Para Aline Tedeschi, "a régua do Ocidente" pode enxergar semelhanças entre as relações de China e Rússia com Taiwan e Ucrânia, respectivamente, "mas não podemos nos precipitar nas conclusões, apenas traçar semelhanças, que são de níveis mais rasos".

"Ao mesmo tempo, a China não irá aceitar provocação aos seus territórios sensíveis. É como se dissessem: não vou interferir no território de ninguém, mas não vou aceitar que ninguém interfira nos meus", diz a professora.

A importância econômica de Taiwan e Ucrânia também são diferentes. A ilha tem desenvolvimento tecnológico de ponta e é a principal vendedora de semicondutores —espécies de chips— usados em aparelhos eletrônicos. Taiwan é indispensável tanto para EUA quanto para China.

Nova Ordem Mundial?

Para os especialistas, é inegável que há um movimento da China de se tornar o país com maior protagonismo mundial, tirando a coroa que sempre esteve mais próxima de Estados Unidos e União Europeia.

Há estimativas que já colocam a China como principal economia do mundo em poucos anos. Um exemplo recente dessa disputa entre China e Ocidente são as próprias vacinas contra a covid-19, como o UOL noticiou. O coronavírus foi relatado pela primeira vez na China, e o país apresentou rapidamente imunizantes contra a doença.

Charles Pennaforte avalia que Pequim não tem um projeto de hegemonia "violento", mas vem se preparando para assumir este posto. "A China não precisa de dinheiro externo. Ela é investidora global e fábrica do mundo ocidental. Um exemplo disso é que iPhones, da Apple, são produzidos na China. O país também vem tirando a influência do dólar", opina

"Os países ocidentais batalham para manter a supremacia nas decisões mundiais, mas a China tem um projeto a longo prazo. Existe uma mudança na ordem mundial desde o século 20. Pequim é mais bem preparada para esse novo mundo, que não será mais Euro-Atlântico", conclui.

Por outro lado, Luciano Vaz, minimiza a formação dessa Nova Ordem Mundial com China e Rússia e analisa como uma questão de interesses.

"Ambos países possuem interesses diversos e competem entre si.

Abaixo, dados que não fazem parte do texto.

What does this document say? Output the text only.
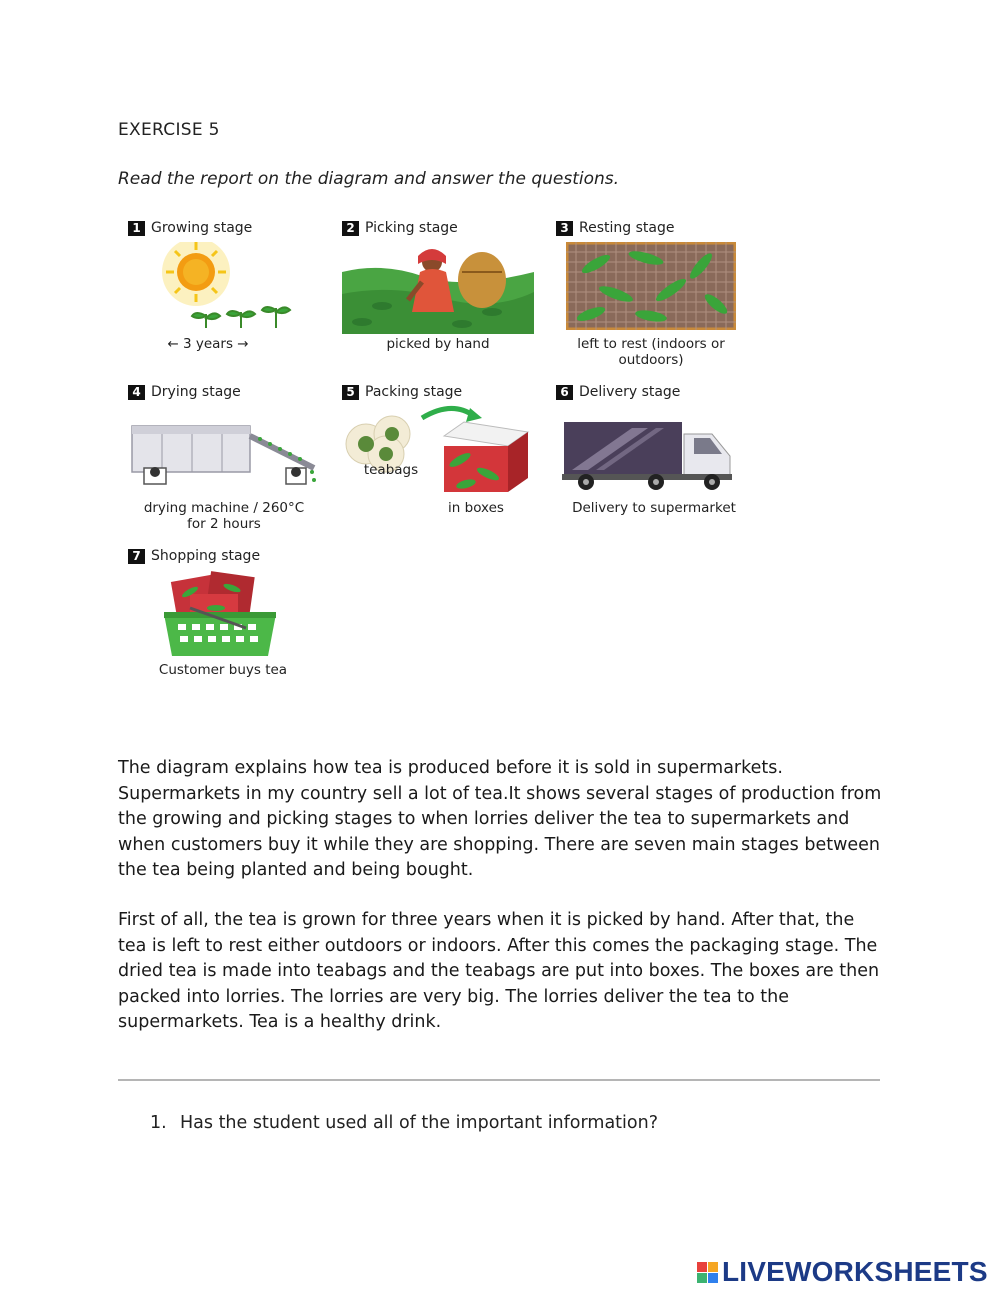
EXERCISE 5
Read the report on the diagram and answer the questions.
1 Growing stage
← 3 years →
2 Picking stage
picked by hand
3 Resting stage
left to rest (indoors or
outdoors)
4 Drying stage
drying machine / 260°C
for 2 hours
5 Packing stage
teabags
in boxes
6 Delivery stage
Delivery to supermarket
7 Shopping stage
Customer buys tea

The diagram explains how tea is produced before it is sold in supermarkets. Supermarkets in my country sell a lot of tea.It shows several stages of production from the growing and picking stages to when lorries deliver the tea to supermarkets and when customers buy it while they are shopping. There are seven main stages between the tea being planted and being bought.

First of all, the tea is grown for three years when it is picked by hand. After that, the tea is left to rest either outdoors or indoors. After this comes the packaging stage. The dried tea is made into teabags and the teabags are put into boxes. The boxes are then packed into lorries. The lorries are very big. The lorries deliver the tea to the supermarkets. Tea is a healthy drink.

1. Has the student used all of the important information?
LIVEWORKSHEETS
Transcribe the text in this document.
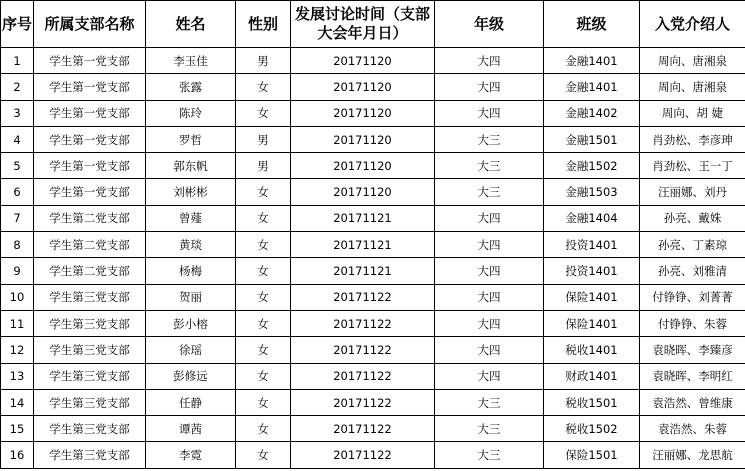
序号	所属支部名称	姓名	性别	发展讨论时间（支部大会年月日）	年级	班级	入党介绍人
1	学生第一党支部	李玉佳	男	20171120	大四	金融1401	周向、唐湘泉
2	学生第一党支部	张露	女	20171120	大四	金融1401	周向、唐湘泉
3	学生第一党支部	陈玲	女	20171120	大四	金融1402	周向、胡 婕
4	学生第一党支部	罗哲	男	20171120	大三	金融1501	肖劲松、李彦珅
5	学生第一党支部	郭东帆	男	20171120	大三	金融1502	肖劲松、王一丁
6	学生第一党支部	刘彬彬	女	20171120	大三	金融1503	汪丽娜、刘丹
7	学生第二党支部	曾薤	女	20171121	大四	金融1404	孙亮、戴姝
8	学生第二党支部	黄琰	女	20171121	大四	投资1401	孙亮、丁素琼
9	学生第二党支部	杨梅	女	20171121	大四	投资1401	孙亮、刘雅清
10	学生第三党支部	贺丽	女	20171122	大四	保险1401	付铮铮、刘菁菁
11	学生第三党支部	彭小榕	女	20171122	大四	保险1401	付铮铮、朱蓉
12	学生第三党支部	徐瑶	女	20171122	大四	税收1401	袁晓晖、李臻彦
13	学生第三党支部	彭修远	女	20171122	大四	财政1401	袁晓晖、李明红
14	学生第三党支部	任静	女	20171122	大三	税收1501	袁浩然、曾维康
15	学生第三党支部	谭茜	女	20171122	大三	税收1502	袁浩然、朱蓉
16	学生第三党支部	李霓	女	20171122	大三	保险1501	汪丽娜、龙思航
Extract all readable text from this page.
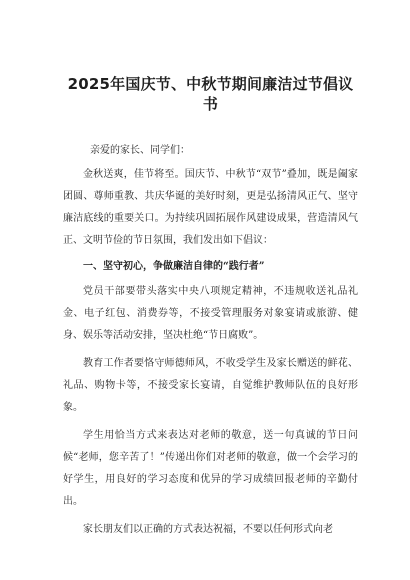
2025年国庆节、中秋节期间廉洁过节倡议书

亲爱的家长、同学们：

金秋送爽，佳节将至。国庆节、中秋节“双节”叠加，既是阖家团圆、尊师重教、共庆华诞的美好时刻，更是弘扬清风正气、坚守廉洁底线的重要关口。为持续巩固拓展作风建设成果，营造清风气正、文明节俭的节日氛围，我们发出如下倡议：

一、坚守初心，争做廉洁自律的“践行者”

党员干部要带头落实中央八项规定精神，不违规收送礼品礼金、电子红包、消费券等，不接受管理服务对象宴请或旅游、健身、娱乐等活动安排，坚决杜绝“节日腐败”。

教育工作者要恪守师德师风，不收受学生及家长赠送的鲜花、礼品、购物卡等，不接受家长宴请，自觉维护教师队伍的良好形象。

学生用恰当方式来表达对老师的敬意，送一句真诚的节日问候“老师，您辛苦了！”传递出你们对老师的敬意，做一个会学习的好学生，用良好的学习态度和优异的学习成绩回报老师的辛勤付出。

家长朋友们以正确的方式表达祝福，不要以任何形式向老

Mas também convergem em alguns pontos em comum, como por exemplo a defesa de suas zonas de influência, o que gera colaboração. Não existem alianças eternas, é tudo contingencial".

"A China está em marcha para possivelmente se tornar a maior economia do mundo. Tal situação pode colocá-la em rota de colisão com os Estados Unidos, atual líder, que obviamente não quer perder esta condição. Tanto a China quanto a Rússia contestam a hegemonia norte-americana, é um ponto que compartilham em comum e que pode sustentar uma aproximação entre os dois países", opina.

Errata: este conteúdo foi atualizado
Diferentemente do informado, Luciano Vaz é professor da Universidade Federal do Rio Grande, e não da Universidade Federal de Pelotas. O texto foi corrigido.